C’est une page historique qui s’est tournée ce dimanche 24 mai 2026 sous les ors du Palais des Congrès de Cotonou. En prêtant serment devant la Nation, Romuald Wadagni, figure technocratique de premier plan, a officiellement pris les rênes du Bénin, succédant à Patrice Talon au terme d’un processus électoral dont la sérénité force l’admiration. Cette passation de pouvoir, marquée par la présence solennelle de tous les anciens chefs d’État encore en vie, offre au continent africain une image précieuse : celle d’une démocratie qui, au-delà des joutes partisanes, sait respecter le verrou constitutionnel des deux mandats et placer l’intérêt supérieur du pays au-dessus des ambitions personnelles.

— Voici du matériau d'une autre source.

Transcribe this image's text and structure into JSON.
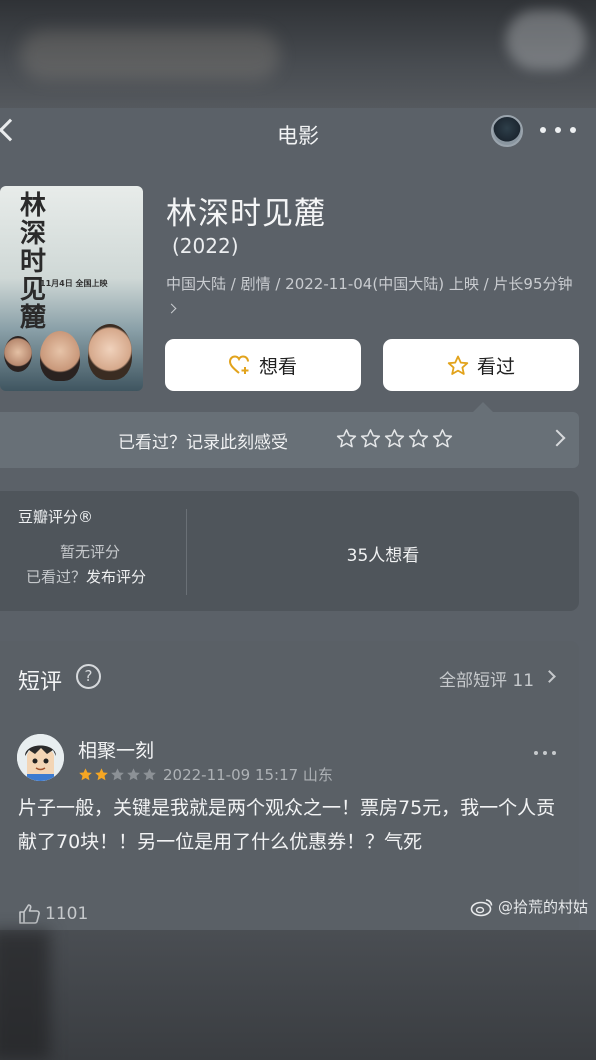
{
  "nav": {
    "title": "电影"
  },
  "movie": {
    "title": "林深时见麓",
    "year": "(2022)",
    "meta": "中国大陆 / 剧情 / 2022-11-04(中国大陆) 上映 / 片长95分钟",
    "poster": {
      "title": "林深时见麓",
      "date": "11月4日 全国上映"
    }
  },
  "actions": {
    "want_label": "想看",
    "seen_label": "看过"
  },
  "record": {
    "prompt": "已看过？记录此刻感受",
    "star_count": 5
  },
  "rating": {
    "label": "豆瓣评分®",
    "no_score": "暂无评分",
    "seen_prefix": "已看过？",
    "publish_label": "发布评分",
    "want_count": "35人想看"
  },
  "reviews": {
    "title": "短评",
    "help_symbol": "?",
    "all_label": "全部短评 11",
    "items": [
      {
        "user": "相聚一刻",
        "rating": 2,
        "max_rating": 5,
        "time": "2022-11-09 15:17 山东",
        "text": "片子一般，关键是我就是两个观众之一！票房75元，我一个人贡献了70块！！另一位是用了什么优惠券！？气死",
        "likes": "1101"
      }
    ]
  },
  "watermark": {
    "text": "@拾荒的村姑"
  },
  "colors": {
    "accent_star": "#f5a623",
    "button_bg": "#ffffff",
    "card_bg": "#4f555b"
  }
}
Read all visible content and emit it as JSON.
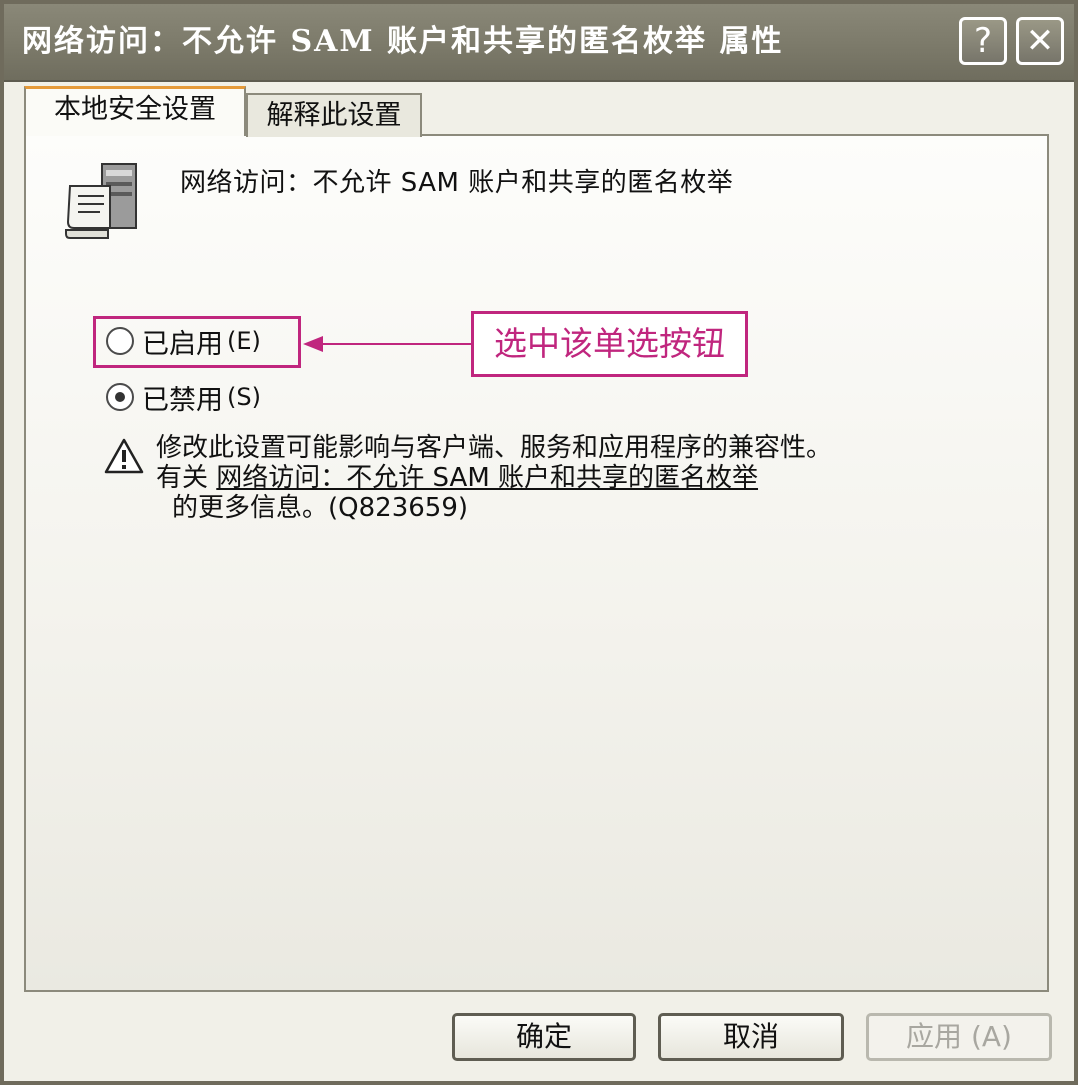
{
  "window": {
    "title": "网络访问：不允许 SAM 账户和共享的匿名枚举 属性"
  },
  "titlebar": {
    "help_label": "?",
    "close_label": "✕"
  },
  "tabs": [
    {
      "label": "本地安全设置",
      "active": true
    },
    {
      "label": "解释此设置",
      "active": false
    }
  ],
  "policy": {
    "name": "网络访问：不允许 SAM 账户和共享的匿名枚举"
  },
  "options": {
    "enabled": {
      "label": "已启用",
      "accel": "(E)",
      "checked": false
    },
    "disabled": {
      "label": "已禁用",
      "accel": "(S)",
      "checked": true
    }
  },
  "annotation": {
    "text": "选中该单选按钮"
  },
  "warning": {
    "line1": "修改此设置可能影响与客户端、服务和应用程序的兼容性。",
    "prefix": "有关",
    "link": "网络访问：不允许 SAM 账户和共享的匿名枚举",
    "line3": "的更多信息。(Q823659)"
  },
  "buttons": {
    "ok": "确定",
    "cancel": "取消",
    "apply": "应用 (A)"
  }
}
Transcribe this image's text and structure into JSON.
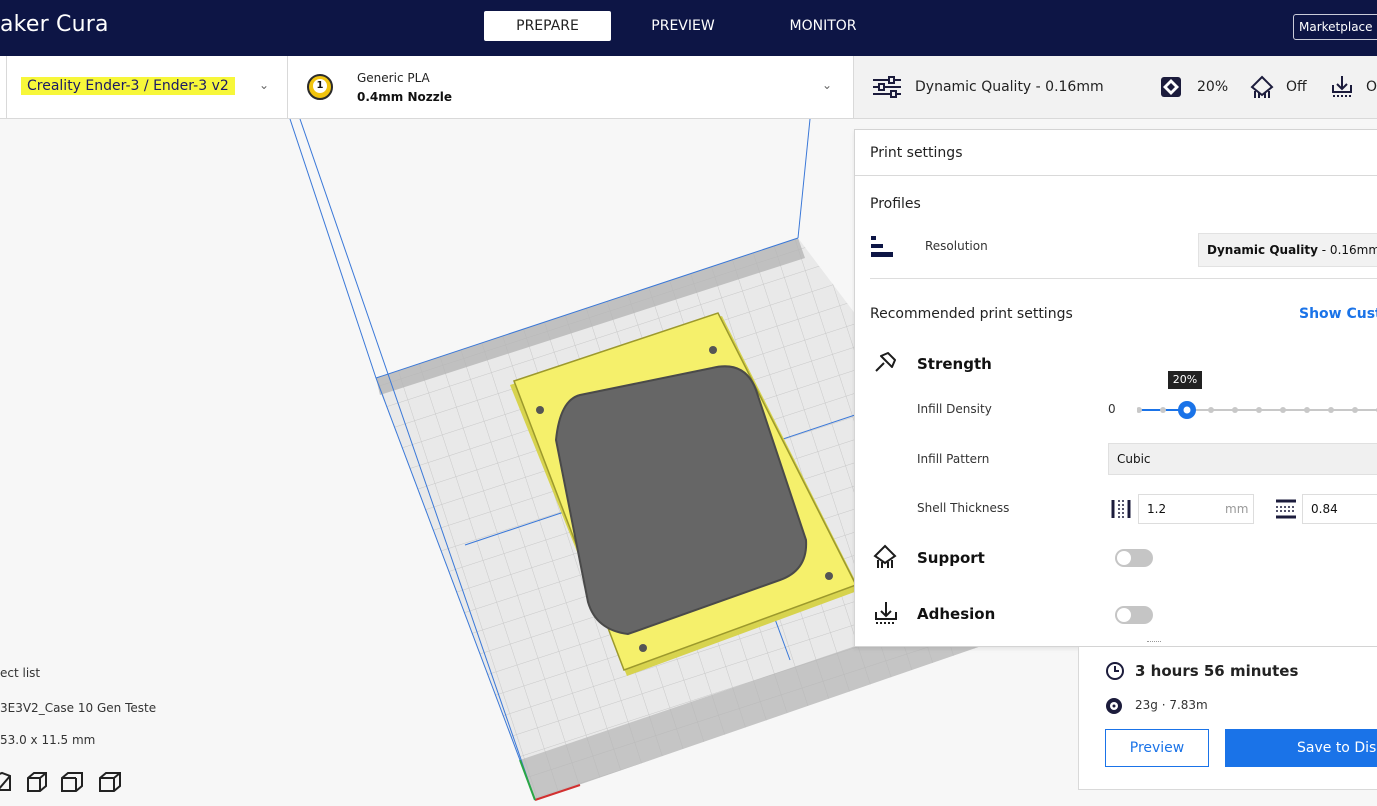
{
  "app": {
    "title": "aker Cura"
  },
  "nav": {
    "tabs": [
      {
        "label": "PREPARE",
        "active": true
      },
      {
        "label": "PREVIEW",
        "active": false
      },
      {
        "label": "MONITOR",
        "active": false
      }
    ],
    "marketplace_label": "Marketplace"
  },
  "printer": {
    "name": "Creality Ender-3 / Ender-3 v2",
    "highlight_color": "#f7f73a"
  },
  "material": {
    "extruder_number": "1",
    "name": "Generic PLA",
    "nozzle": "0.4mm Nozzle"
  },
  "settings_summary": {
    "profile": "Dynamic Quality - 0.16mm",
    "infill": "20%",
    "support": "Off",
    "adhesion": "O"
  },
  "print_settings": {
    "title": "Print settings",
    "profiles_label": "Profiles",
    "resolution_label": "Resolution",
    "resolution_value_bold": "Dynamic Quality",
    "resolution_value_rest": " - 0.16mm",
    "recommended_label": "Recommended print settings",
    "show_custom_label": "Show Cust",
    "strength_label": "Strength",
    "infill_density_label": "Infill Density",
    "infill_density_min": "0",
    "infill_density_tooltip": "20%",
    "infill_density_fraction": 0.2,
    "infill_pattern_label": "Infill Pattern",
    "infill_pattern_value": "Cubic",
    "shell_thickness_label": "Shell Thickness",
    "wall_thickness": "1.2",
    "wall_unit": "mm",
    "top_bottom_thickness": "0.84",
    "support_label": "Support",
    "adhesion_label": "Adhesion"
  },
  "estimate": {
    "time": "3 hours 56 minutes",
    "material": "23g · 7.83m",
    "preview_button": "Preview",
    "save_button": "Save to Dis"
  },
  "object_list": {
    "header": "ect list",
    "object_name": "3E3V2_Case 10 Gen Teste",
    "dimensions": "53.0 x 11.5 mm"
  },
  "colors": {
    "topbar": "#0d1545",
    "accent_blue": "#1a73e8",
    "model_yellow": "#f5f06b",
    "build_volume_line": "#3a78d8"
  }
}
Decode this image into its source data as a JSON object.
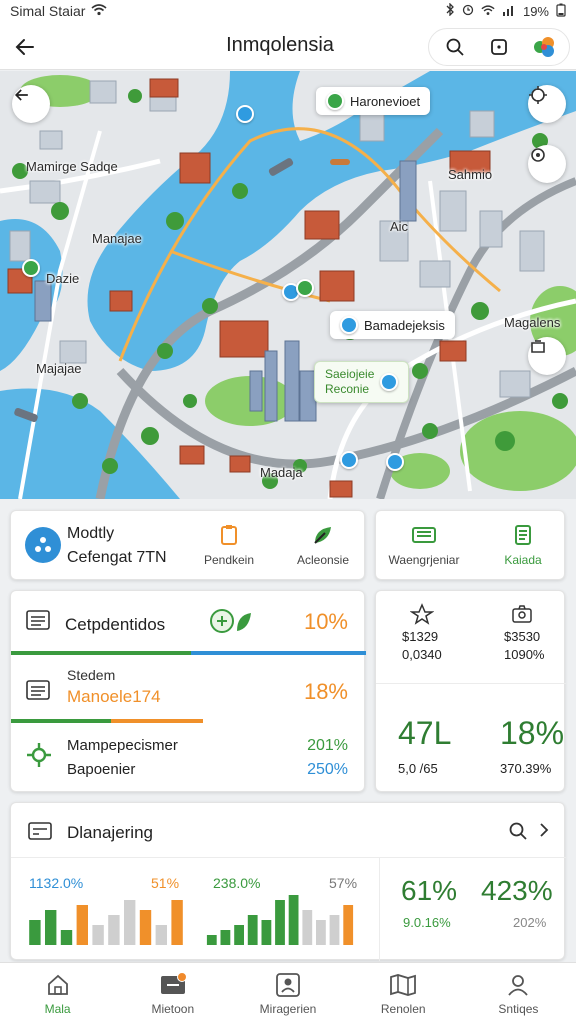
{
  "status_bar": {
    "carrier": "Simal Staiar",
    "battery": "19%",
    "icons": [
      "wifi-icon",
      "bluetooth-icon",
      "signal-icon",
      "battery-icon"
    ]
  },
  "app_bar": {
    "title": "Inmqolensia",
    "actions": [
      "search-icon",
      "square-icon",
      "brand-logo-icon"
    ]
  },
  "map": {
    "labels": {
      "district_nw": "Mamirge Sadqe",
      "district_w": "Manajae",
      "district_w2": "Dazie",
      "district_sw": "Majajae",
      "district_s": "Madaja",
      "district_ne": "Sahmio",
      "district_e": "Magalens",
      "district_mid": "Aic"
    },
    "callouts": {
      "top": "Haronevioet",
      "right": "Bamadejeksis",
      "green_line1": "Saeiojeie",
      "green_line2": "Reconie"
    }
  },
  "quick_actions": {
    "left_card": {
      "title": "Modtly",
      "subtitle": "Cefengat 7TN",
      "tile1_label": "Pendkein",
      "tile2_label": "Acleonsie"
    },
    "right_card": {
      "tile1_label": "Waengrjeniar",
      "tile2_label": "Kaiada"
    }
  },
  "stats": {
    "row1": {
      "title": "Cetpdentidos",
      "value": "10%"
    },
    "row2": {
      "title": "Stedem",
      "subtitle": "Manoele174",
      "value": "18%"
    },
    "row3": {
      "title": "Mampepecismer",
      "subtitle": "Bapoenier",
      "value_top": "201%",
      "value_bottom": "250%"
    }
  },
  "stats_side": {
    "col1_line1": "$1329",
    "col1_line2": "0,0340",
    "col2_line1": "$3530",
    "col2_line2": "1090%",
    "big1": "47L",
    "big2": "18%",
    "small1": "5,0 /65",
    "small2": "370.39%"
  },
  "chart_section": {
    "title": "Dlanajering",
    "left_value": "1132.0%",
    "left_value_right": "51%",
    "mid_value": "238.0%",
    "mid_value_right": "57%",
    "side_big1": "61%",
    "side_big2": "423%",
    "side_small1": "9.0.16%",
    "side_small2": "202%"
  },
  "chart_data": [
    {
      "type": "bar",
      "values": [
        5,
        7,
        3,
        8,
        4,
        6,
        9,
        7,
        4,
        9
      ],
      "colors": [
        "green",
        "green",
        "green",
        "orange",
        "gray",
        "gray",
        "gray",
        "orange",
        "gray",
        "orange"
      ],
      "ylim": [
        0,
        10
      ]
    },
    {
      "type": "bar",
      "values": [
        2,
        3,
        4,
        6,
        5,
        9,
        10,
        7,
        5,
        6,
        8
      ],
      "colors": [
        "green",
        "green",
        "green",
        "green",
        "green",
        "green",
        "green",
        "gray",
        "gray",
        "gray",
        "orange"
      ],
      "ylim": [
        0,
        10
      ]
    }
  ],
  "bottom_nav": {
    "items": [
      {
        "label": "Mala",
        "icon": "home-icon"
      },
      {
        "label": "Mietoon",
        "icon": "ticket-icon"
      },
      {
        "label": "Miragerien",
        "icon": "person-card-icon"
      },
      {
        "label": "Renolen",
        "icon": "map-fold-icon"
      },
      {
        "label": "Sntiqes",
        "icon": "profile-icon"
      }
    ]
  },
  "colors": {
    "green": "#3a9a3e",
    "orange": "#f0902a",
    "blue": "#2f8fd6",
    "water": "#5bb6e6",
    "gray_bar": "#cfcfcf"
  }
}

Le plébiscite dont a bénéficié le nouveau Président, élu le 12 avril dernier avec un score massif, témoigne de l’adhésion des Béninois à la poursuite des réformes économiques engagées au cours de la décennie écoulée. Romuald Wadagni, qui fut l’architecte discret mais efficace de l’assainissement financier sous l’ère Talon, hérite désormais de la lourde responsabilité de transformer les succès macroéconomiques en bien-être tangible pour chaque citoyen. Son discours d’investiture, axé sur l’intégrité, le service à la nation et la confiance accordée à une jeunesse béninoise en quête d’opportunités locales, trace une ligne de conduite claire pour un mandat qui s’inscrit résolument sous le signe de la continuité républicaine.Pour les observateurs de la scène ouest-africaine, cette alternance calme constitue un signal fort envoyé à la communauté internationale. Alors que plusieurs nations du voisinage traversent des zones de turbulences institutionnelles, le Bénin réaffirme son statut de terre d’ancrage démocratique. En quittant le pouvoir après dix ans d’exercice, Patrice Talon respecte scrupuleusement la parole donnée et les dispositions constitutionnelles, offrant ainsi à son successeur un héritage institutionnel stabilisé, désormais soumis à une réforme visant à harmoniser les cycles électoraux nationaux pour les années à venir.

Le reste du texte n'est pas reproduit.